Naturally I enjoyed this course, too.  Like Fortran, PASCAL is a procedural programming language — in other words, you’re essentially writing procedures and routines that execute statements in a particular order.  It was probably the most popular procedural language before C came along.  There are other types of computer languages as well, and we’ll get to them when they appear in the chronology.

I took two other computer courses which also used PASCAL, and liked them, too.  These courses were more intense and involved using a lot of data structures, such as arrays, linked lists, binary trees, etc.  But again, in the days before PCs.

So to do your assignment, you had to go to a computer lab.  Then sit down in front of one of these.

Heathkit_computer_H88.jpg
Photo by Arthur G Korwin Piotrwoski, in the Wikipedia Commons.

And no — there was no mouse, no touch-screen, no windows — just a keyboard you used to type lines of text on a TV-like screen.  And no — it’s not even a computer!  It’s a terminal.  What that means is that there was just one large computer, called the main frame, with many terminals linked to it.  When you wanted to run your program, you had to get in the queue — the main frame could only compile one program at a time.  Then the output would be printed to your screen.

I still remember my first (and last!) all-nighter finishing a programming assignment.  I put it off, and waited until the night before.  And so did a lot of other people.

What that meant was the queue was long.  So you had to wait — maybe 15 minutes or so — for your turn.  This was for just executing your program once.

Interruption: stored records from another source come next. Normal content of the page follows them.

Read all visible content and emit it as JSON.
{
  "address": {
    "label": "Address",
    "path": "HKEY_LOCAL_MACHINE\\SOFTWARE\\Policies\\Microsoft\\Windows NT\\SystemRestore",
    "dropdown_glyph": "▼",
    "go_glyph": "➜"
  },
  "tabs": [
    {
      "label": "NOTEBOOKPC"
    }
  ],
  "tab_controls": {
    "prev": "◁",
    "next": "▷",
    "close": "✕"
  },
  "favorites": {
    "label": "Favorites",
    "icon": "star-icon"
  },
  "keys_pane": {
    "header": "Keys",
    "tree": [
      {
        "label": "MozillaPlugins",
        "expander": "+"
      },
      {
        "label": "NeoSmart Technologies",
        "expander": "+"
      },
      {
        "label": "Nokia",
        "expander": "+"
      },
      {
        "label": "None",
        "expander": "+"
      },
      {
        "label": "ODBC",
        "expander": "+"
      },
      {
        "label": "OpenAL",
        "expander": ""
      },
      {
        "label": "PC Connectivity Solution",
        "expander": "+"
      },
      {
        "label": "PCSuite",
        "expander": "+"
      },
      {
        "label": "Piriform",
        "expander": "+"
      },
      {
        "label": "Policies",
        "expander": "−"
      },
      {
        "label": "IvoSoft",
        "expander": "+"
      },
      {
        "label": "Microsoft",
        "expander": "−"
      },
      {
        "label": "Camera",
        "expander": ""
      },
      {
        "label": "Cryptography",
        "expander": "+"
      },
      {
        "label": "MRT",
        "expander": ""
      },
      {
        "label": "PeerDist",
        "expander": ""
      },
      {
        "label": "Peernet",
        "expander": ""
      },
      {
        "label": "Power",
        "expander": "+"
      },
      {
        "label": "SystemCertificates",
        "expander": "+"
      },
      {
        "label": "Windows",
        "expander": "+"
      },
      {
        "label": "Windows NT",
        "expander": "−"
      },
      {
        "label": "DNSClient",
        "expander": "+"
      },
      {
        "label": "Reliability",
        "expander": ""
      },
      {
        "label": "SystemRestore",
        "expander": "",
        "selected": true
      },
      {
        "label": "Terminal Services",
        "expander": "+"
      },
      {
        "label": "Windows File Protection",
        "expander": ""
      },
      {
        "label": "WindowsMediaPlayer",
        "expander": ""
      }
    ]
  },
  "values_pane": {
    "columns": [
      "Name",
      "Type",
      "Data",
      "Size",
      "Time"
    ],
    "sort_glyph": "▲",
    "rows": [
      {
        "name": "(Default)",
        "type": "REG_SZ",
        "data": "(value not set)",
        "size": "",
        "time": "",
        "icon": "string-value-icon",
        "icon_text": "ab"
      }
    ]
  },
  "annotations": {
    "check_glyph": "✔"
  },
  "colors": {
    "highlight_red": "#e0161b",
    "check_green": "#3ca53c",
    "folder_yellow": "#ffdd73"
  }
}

If you made a spelling mistake — say typed “BEING” instead of “BEGIN,” which I do now and then when I’m typing fast — you waited 15 more minutes to try again.  A short program which might only 20 minutes to complete when the main frame wasn’t so busy took several hours….  I will say I never did that again!  I learned my lesson.

So know you see why I think it’s so easy to learn programming today!  And why all students should….

There’s lots more to the story, and I’ll come back to it now and again.  It’s been fun thinking about those days of emerging technology!